The state’s highest court strengthened the right to privacy Wednesday, ruling that police who want to seize a cellphone cannot rely on a common-sense belief that criminals use cellphones to talk to each other, but instead must have “particularized evidence’’ the phone was connected to a crime.
In a unanimous ruling, the Supreme Judicial Court barred Suffolk District Attorney Daniel F. Conley’s office from using information gleaned from the cellphone of Onyx White, who was charged with the 2010 murder of popular Roxbury store clerk Geraldo Serrano.
During their investigation, Boston police seized White’s cellphone from the Boston public high school he attended. The police did not have a warrant and did not have White’s permission, the court said. Police testified that at least two people were involved in the fatalrobbery, and the investigators’experience showed suspects often used cellphones to communicate with other suspects.
But, writing for the court, Justice Barbara Lenk wrote that the “commonsense notion’’ that suspects use cellphones to communicate with each other — or use it for other tasks, like taking photographs that could be used in evidence — is not enough to override a person’s privacy rights.
“Even where there is probable cause to suspect the defendant of a crime, police may not seize or search his or her cellular telephone to look for evidence unless they have information establishing the existence of particularized evidence likely to be found there,’’ Lenk wrote. “The detectives here lacked any information establishing the existence of evidence likely to be found on the defendant’s cellular telephone.’’
She added, “We conclude, accordingly, that they lacked the nexus required for probable cause to seize that device.’’
White is expected to return to Suffolk Superior Court for a status hearing on the case later this fall. Prosecutors say they are still determined to put White on trial for the slaying.
“It was reasonable to believe that [White and a co-defendant], like countless others, used their cellphones to communicate about the crimes and the identities of the others involved,’’ said Jake Wark, a spokesman for District Attorney Daniel F. Conley. “There was not even a hint of impropriety in the phone’s lawful seizure, careful storage, or court-authorized search. . . . We just don’t see the prejudice.’’
Attempts to reach Boston police and several law enforcement groups to comment on the ruling were unsuccessful on Wednesday.

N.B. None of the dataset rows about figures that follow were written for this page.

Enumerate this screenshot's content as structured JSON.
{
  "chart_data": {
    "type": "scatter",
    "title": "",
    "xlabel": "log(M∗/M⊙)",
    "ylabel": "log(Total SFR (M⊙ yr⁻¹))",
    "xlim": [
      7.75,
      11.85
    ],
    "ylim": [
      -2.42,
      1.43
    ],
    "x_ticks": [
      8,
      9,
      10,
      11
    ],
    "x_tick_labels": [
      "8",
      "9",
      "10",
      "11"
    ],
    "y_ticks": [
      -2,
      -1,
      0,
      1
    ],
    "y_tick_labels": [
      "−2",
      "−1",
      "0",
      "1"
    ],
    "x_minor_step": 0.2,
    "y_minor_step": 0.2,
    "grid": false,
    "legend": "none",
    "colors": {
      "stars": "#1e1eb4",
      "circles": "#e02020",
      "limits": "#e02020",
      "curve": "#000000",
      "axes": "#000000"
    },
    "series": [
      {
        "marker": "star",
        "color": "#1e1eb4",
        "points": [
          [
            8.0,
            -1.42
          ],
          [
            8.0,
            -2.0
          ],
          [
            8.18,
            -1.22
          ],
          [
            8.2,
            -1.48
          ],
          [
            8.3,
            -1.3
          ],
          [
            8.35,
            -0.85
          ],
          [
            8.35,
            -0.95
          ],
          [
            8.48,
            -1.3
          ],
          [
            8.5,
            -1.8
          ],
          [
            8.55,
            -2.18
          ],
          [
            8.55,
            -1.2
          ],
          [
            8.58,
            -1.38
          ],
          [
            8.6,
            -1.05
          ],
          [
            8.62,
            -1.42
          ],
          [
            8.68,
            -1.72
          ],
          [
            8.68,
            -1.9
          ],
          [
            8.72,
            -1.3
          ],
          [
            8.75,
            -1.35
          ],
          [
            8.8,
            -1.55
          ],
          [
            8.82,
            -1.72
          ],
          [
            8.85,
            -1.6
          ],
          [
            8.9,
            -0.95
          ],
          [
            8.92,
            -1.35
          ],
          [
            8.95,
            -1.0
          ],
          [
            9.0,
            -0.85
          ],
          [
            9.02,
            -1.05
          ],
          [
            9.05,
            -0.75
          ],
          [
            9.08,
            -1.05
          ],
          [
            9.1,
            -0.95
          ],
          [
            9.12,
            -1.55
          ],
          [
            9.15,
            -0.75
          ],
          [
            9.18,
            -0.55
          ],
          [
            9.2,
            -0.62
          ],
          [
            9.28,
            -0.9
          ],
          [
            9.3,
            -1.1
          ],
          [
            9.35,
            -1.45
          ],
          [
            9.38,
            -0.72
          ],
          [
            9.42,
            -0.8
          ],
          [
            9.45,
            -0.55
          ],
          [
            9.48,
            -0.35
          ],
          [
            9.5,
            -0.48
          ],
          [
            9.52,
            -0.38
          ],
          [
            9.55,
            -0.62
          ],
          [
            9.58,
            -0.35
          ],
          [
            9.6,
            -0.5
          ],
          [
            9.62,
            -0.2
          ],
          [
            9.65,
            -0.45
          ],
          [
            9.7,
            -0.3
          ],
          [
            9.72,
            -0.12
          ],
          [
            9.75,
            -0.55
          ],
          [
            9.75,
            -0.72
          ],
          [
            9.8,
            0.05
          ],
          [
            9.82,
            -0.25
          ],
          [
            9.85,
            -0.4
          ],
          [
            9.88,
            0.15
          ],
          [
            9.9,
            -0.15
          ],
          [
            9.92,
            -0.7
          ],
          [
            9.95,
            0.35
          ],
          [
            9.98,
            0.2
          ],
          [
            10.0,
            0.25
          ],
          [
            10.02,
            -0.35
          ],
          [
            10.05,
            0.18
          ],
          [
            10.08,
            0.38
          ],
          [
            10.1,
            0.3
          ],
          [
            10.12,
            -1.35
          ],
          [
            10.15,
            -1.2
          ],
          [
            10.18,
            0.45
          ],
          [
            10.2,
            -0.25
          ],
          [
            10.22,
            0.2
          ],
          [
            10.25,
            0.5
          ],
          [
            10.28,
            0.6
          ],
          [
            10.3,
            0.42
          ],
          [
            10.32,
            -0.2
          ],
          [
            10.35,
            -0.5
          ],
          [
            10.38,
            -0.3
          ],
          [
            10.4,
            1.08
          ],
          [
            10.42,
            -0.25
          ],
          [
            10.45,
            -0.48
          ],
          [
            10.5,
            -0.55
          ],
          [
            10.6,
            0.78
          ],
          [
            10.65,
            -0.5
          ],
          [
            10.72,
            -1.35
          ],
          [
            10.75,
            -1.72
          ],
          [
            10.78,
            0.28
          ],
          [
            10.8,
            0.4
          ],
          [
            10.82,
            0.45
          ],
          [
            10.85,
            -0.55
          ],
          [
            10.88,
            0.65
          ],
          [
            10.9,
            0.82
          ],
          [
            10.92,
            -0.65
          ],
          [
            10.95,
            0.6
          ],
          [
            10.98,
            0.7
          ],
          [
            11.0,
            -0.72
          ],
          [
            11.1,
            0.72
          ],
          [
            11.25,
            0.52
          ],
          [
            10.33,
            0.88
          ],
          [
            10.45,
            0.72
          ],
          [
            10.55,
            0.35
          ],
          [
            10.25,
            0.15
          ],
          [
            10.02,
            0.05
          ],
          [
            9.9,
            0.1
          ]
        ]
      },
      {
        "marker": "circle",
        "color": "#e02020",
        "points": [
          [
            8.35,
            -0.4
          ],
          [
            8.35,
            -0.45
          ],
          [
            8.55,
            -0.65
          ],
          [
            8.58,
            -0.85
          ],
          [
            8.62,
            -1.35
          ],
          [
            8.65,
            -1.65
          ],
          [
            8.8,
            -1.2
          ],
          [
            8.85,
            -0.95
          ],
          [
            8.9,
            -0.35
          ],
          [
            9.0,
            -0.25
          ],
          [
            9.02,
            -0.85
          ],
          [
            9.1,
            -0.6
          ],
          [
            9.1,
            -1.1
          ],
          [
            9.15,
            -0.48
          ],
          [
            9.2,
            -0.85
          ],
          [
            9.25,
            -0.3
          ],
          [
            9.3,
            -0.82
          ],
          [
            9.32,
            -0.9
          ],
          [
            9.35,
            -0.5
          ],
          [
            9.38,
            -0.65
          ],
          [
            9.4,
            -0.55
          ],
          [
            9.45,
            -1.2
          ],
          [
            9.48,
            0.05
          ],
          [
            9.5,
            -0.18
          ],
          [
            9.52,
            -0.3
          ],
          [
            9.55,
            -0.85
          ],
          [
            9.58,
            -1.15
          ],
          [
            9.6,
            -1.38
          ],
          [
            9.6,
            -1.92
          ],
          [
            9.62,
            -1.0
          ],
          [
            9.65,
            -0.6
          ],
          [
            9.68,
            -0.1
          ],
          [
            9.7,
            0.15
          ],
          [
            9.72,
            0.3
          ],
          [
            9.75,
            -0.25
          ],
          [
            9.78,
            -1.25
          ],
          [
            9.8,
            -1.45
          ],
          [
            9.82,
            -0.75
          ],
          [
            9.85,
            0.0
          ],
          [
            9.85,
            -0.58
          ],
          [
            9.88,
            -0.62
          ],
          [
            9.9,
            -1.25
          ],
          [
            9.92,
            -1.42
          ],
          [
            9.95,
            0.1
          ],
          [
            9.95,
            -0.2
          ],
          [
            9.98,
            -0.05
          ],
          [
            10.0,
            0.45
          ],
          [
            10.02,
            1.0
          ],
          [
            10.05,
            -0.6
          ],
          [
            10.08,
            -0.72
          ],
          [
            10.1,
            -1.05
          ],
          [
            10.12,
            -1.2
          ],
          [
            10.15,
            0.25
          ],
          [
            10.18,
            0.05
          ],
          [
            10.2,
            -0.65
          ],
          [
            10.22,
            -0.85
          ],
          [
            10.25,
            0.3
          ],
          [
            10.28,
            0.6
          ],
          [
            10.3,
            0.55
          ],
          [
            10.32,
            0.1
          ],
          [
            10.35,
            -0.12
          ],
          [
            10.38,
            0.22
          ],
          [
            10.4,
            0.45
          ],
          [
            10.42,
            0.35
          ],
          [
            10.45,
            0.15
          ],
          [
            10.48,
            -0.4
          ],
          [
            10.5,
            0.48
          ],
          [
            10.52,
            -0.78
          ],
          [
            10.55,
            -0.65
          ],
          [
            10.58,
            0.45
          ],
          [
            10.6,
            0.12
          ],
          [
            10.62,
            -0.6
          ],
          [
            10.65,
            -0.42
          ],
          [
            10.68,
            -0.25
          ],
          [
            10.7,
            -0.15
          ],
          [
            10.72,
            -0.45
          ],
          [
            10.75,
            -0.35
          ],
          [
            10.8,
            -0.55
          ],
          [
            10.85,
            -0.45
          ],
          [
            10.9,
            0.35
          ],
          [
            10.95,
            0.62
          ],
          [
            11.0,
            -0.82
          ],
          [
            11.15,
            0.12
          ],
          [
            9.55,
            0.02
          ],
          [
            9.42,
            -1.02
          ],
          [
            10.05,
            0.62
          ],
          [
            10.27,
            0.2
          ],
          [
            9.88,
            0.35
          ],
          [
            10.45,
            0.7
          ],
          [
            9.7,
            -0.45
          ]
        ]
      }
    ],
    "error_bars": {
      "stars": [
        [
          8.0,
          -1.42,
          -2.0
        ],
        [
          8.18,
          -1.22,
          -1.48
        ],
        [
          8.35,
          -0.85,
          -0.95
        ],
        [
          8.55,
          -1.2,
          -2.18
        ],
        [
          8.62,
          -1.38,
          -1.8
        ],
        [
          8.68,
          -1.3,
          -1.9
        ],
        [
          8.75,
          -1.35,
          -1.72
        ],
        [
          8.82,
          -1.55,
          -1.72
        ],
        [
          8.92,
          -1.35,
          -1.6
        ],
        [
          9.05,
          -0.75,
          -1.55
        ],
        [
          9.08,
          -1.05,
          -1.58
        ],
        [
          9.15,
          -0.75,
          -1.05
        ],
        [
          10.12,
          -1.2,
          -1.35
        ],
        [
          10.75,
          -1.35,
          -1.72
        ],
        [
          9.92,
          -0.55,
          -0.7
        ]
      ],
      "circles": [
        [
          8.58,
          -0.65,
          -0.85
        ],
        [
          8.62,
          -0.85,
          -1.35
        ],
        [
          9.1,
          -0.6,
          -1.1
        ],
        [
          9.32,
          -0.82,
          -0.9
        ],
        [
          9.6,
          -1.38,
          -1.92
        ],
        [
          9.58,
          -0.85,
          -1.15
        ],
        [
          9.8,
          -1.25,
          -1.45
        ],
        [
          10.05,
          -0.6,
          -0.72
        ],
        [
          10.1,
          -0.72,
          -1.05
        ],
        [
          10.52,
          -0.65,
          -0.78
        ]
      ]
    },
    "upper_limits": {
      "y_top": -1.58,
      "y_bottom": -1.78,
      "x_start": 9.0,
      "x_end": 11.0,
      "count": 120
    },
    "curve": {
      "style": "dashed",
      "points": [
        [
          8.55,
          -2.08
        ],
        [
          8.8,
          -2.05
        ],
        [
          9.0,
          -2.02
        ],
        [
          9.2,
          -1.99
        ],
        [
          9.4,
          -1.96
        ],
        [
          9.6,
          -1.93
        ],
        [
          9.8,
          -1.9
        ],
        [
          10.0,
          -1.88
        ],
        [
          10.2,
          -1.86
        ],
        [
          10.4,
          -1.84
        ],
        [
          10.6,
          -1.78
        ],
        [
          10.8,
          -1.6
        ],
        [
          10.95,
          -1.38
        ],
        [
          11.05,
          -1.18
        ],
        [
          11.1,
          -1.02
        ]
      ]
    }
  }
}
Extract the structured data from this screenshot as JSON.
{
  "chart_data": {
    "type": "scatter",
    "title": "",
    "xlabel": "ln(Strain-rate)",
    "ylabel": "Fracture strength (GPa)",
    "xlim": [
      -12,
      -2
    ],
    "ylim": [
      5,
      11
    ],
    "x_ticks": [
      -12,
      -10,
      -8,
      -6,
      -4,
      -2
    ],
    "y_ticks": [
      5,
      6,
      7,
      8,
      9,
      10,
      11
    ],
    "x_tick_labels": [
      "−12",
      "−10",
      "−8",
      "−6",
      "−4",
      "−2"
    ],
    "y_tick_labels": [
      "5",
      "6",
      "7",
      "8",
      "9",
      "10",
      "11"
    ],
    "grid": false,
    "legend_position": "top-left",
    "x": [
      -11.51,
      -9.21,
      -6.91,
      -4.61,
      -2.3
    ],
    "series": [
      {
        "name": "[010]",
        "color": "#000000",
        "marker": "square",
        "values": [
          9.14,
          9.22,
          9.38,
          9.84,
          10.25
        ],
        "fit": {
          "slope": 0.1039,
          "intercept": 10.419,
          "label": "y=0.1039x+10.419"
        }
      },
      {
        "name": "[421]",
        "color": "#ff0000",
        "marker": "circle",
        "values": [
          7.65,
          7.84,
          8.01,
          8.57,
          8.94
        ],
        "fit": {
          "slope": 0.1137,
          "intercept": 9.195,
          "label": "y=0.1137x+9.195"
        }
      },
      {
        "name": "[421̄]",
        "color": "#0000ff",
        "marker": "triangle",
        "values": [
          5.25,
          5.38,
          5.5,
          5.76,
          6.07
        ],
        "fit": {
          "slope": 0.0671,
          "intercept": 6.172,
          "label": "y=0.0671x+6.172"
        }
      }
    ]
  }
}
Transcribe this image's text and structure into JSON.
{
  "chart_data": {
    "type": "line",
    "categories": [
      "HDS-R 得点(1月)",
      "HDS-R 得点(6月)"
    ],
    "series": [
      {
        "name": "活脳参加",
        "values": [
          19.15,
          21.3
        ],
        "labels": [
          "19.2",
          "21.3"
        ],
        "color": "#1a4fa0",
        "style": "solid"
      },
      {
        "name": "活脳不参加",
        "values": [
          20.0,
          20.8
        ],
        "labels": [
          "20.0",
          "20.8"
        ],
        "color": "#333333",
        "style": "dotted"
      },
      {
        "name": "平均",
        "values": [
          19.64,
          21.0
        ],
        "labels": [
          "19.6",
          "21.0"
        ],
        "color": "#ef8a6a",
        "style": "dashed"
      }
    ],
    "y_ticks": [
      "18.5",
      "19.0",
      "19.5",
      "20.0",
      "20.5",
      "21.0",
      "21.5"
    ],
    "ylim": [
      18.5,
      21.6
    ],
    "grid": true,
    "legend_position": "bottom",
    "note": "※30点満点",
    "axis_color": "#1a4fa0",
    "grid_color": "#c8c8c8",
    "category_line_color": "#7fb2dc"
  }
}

J.W. Carney Jr., a lawyer for White, praised the ruling and said the prosecution's case against the now-23-year-old White will be “significantly weakened,’’ since the SJC barred the use of any evidence gleaned from the cellphone.
“This is an important decision concerning the right of privacy,’’ Carney said. “We use cellphones to store very personal information. A search of it exposes all aspects of a person’s life.’’
Daniel S. Medwed, a Northeastern University law professor, said the ruling could “potentially have vast ramifications on police conduct’’ in Massachusetts.
“I think the police will now be more deliberative in seeking cellphones [by] making sure they have enough evidence to obtain a warrant before they even seize’’ them, he said.
The SJC said that if it approved the seizure of White’s cellphone on the grounds that it might contain evidence, police and prosecutors would use the argument in every single investigation.
“It would be a rare case where probable cause to charge someone with a crime would not open the person’s cellular telephone to seizure and subsequent search,’’ Lenk wrote. “We cannot accept such a result’’ because it will violate privacy protections under both the federal and state constitutions.
Serrano, the victim in the fatal robbery, was 71 years old and a grandfather to 28 children.
White was 16 years old when he was charged with participating in the murder of Serrano with Martin Freeles, who was then 17 years old. Freeles has since pleaded guilty to manslaughter and is serving a 15-year sentence.
White allegedly was the triggerman and is facing a first-degree murder charge. He has pleaded not guilty, but has been held without bail since 2010.
Once they seized White’s phone, police did not do anything with it for 68 days. Then they sought a search warrant to examine its contents, discovering information that allegedly linked White to similar armed robberies of convenience store clerks.
Conley’s office and police argued it was a reasonable amount of time because detectives were interviewing multiple witnesses, executed five other search warrants, and were also assigned two other homicide investigation during the nearly 10-week period.
The court said that 68 days was too long, however. Police can hold an item seized without a warrant for a short period while seeking authorization, but must release the item if no warrant is obtained promptly, according to the ruling.
“We do not question that the detectives diligently performed their difficult jobs,’’ Lenk wrote, but she also said, “The Commonwealth has not shown that the prolonged delay following the warrantless seizure was reasonable.’’
Wark noted that the SJC held oral arguments on the case on Dec. 8, 2015, and did not issue a ruling until Wednesday, well past the court’s own rules to issue a decision 130 days after hearing from lawyers in the case.
“To what do they attribute the 275-day delay between hearing oral arguments and issuing this decision?’’ Wark said.